弁護士は,裁判に限らず,飲み会でも何でも,なにか予定を決めるときに先約がある場合は「その日は差し支えで・・」とつい答えたりします。
(「法曹界の「業界用語」 弁護士業界コラム」より)

https://www.uku-law.jp/column14.html


や、やっぱり!(笑)

裁判の経験が浅い私は、こんなことで大喜びしてしまいます。

※ちなみに、記事の最後でまた案内しますが、次回期日は4月3日の14時からに決まりました。


◇報告集会で


 裁判が終わったあと、報告集会/記者会見が持たれました。
 これ!!とても面白かったです。法廷では話が少しずつしか進まず中身も地味なので、ずっとこの事件について情報を追いかけている人しか面白みを感じないかもしれませんが、報告集会では「いま何がどうなっていて、これからどうなりそうか」を、弁護士の方々がわかりやすく説明してくれます。なので、もし傍聴に来たら、その後の報告集会にも来てください。より楽しめる(?)と思います。

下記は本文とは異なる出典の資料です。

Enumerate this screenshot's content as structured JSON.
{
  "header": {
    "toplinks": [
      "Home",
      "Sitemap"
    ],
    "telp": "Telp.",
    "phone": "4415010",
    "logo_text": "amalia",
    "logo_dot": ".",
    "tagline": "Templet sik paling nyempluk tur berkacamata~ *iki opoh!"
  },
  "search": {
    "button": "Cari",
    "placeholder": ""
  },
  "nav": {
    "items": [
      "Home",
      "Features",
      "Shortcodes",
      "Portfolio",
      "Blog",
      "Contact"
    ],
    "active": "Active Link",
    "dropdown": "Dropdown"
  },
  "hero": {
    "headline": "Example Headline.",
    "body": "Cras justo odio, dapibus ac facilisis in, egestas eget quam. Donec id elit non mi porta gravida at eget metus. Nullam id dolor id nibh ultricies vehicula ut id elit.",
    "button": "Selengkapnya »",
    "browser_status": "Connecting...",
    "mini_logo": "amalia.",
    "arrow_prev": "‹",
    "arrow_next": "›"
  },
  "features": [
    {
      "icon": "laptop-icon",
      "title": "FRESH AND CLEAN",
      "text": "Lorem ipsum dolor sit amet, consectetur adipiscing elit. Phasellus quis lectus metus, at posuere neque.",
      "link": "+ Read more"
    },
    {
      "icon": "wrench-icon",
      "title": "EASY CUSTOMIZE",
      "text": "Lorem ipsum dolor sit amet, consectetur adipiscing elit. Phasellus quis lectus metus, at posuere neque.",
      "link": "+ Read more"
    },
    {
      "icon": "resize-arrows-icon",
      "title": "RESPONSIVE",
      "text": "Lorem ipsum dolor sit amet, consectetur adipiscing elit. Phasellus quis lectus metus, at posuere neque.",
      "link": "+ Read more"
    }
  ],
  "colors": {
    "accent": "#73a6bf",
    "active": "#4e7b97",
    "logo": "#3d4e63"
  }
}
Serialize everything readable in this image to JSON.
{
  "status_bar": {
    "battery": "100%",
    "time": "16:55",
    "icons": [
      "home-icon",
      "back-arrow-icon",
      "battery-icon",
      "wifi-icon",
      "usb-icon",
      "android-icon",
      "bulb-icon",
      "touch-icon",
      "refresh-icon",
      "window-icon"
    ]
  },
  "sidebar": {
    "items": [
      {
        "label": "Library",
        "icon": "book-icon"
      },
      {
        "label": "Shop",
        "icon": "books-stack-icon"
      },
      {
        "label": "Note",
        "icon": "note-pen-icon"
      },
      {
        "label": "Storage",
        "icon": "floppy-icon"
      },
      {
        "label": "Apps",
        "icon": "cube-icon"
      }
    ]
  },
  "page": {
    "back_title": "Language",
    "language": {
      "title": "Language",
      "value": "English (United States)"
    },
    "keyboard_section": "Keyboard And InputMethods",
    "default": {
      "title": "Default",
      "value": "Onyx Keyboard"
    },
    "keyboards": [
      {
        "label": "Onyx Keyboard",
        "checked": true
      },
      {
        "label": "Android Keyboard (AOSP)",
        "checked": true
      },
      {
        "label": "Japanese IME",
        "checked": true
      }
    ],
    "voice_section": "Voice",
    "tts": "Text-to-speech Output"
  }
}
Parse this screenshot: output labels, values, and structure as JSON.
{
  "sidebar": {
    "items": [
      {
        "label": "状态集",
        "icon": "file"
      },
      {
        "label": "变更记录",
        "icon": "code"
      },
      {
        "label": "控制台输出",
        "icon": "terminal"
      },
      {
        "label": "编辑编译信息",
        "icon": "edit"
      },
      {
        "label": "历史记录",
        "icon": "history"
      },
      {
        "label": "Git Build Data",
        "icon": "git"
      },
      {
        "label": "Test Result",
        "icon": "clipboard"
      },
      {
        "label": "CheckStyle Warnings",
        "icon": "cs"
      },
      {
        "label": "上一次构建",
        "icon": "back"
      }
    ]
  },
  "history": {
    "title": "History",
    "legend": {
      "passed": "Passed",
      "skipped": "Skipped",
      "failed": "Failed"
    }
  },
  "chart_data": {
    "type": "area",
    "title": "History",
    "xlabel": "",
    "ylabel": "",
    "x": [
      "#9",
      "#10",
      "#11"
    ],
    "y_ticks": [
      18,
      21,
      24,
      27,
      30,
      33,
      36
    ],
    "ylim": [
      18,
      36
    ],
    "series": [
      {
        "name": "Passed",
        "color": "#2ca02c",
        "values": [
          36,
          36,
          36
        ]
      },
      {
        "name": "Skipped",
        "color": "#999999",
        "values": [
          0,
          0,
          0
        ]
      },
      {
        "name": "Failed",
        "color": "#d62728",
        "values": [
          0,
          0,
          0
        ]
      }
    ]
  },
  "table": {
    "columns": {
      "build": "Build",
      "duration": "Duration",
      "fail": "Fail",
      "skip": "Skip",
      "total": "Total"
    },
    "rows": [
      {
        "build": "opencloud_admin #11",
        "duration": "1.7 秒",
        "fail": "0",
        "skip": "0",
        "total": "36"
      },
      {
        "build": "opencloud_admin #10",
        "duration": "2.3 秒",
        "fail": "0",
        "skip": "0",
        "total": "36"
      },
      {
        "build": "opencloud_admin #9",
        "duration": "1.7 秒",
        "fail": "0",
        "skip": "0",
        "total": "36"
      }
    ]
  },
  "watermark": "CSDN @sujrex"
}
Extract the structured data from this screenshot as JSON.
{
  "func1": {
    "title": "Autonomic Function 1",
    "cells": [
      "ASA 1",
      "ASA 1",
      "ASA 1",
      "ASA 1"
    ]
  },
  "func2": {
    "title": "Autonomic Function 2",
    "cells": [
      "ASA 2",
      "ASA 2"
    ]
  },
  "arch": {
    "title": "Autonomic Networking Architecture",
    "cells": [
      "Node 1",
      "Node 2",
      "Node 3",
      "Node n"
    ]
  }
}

 ところで、この記者会見で、大杉や弁護士の発言のうち「これは新聞に書かれないだろう」(書くとしても北方ジャーナルくらいだろう)と思われるものをメモしておきましたので、ここでいくつか紹介しましょう。


Q:裁判所に訴えたいことは何か。
大杉:「こんな事案にも“違法”と言えないのなら、裁判所の看板おろしてガソリンかけて道で燃やせ」と言いたい。


Q:今の気持ちは。諦め?怒り?
大杉:排除されたことについては驚いていない。この国を民主主義だと思ったことがないから


Q:こちらで調べたところ、似た裁判例は過去に無いようだ。その点について弁護団はどう思うか。
弁護士:こちらでも見つからなかった。異常な事件だ。行政が法律を無視して勝手に行動するということは違法であると、当たり前のことを(裁判所は)言って欲しい。最近の司法の動向をみていると、そのような「当然の判断」さえも貴重であるように思えるが(それでも)。


◇次回期日案内


 次回の裁判は、2020年4月3日14時から、札幌地方裁判所にて。傍聴が抽選になる可能性がありますので、40~50分ほど前に来ていると安心です。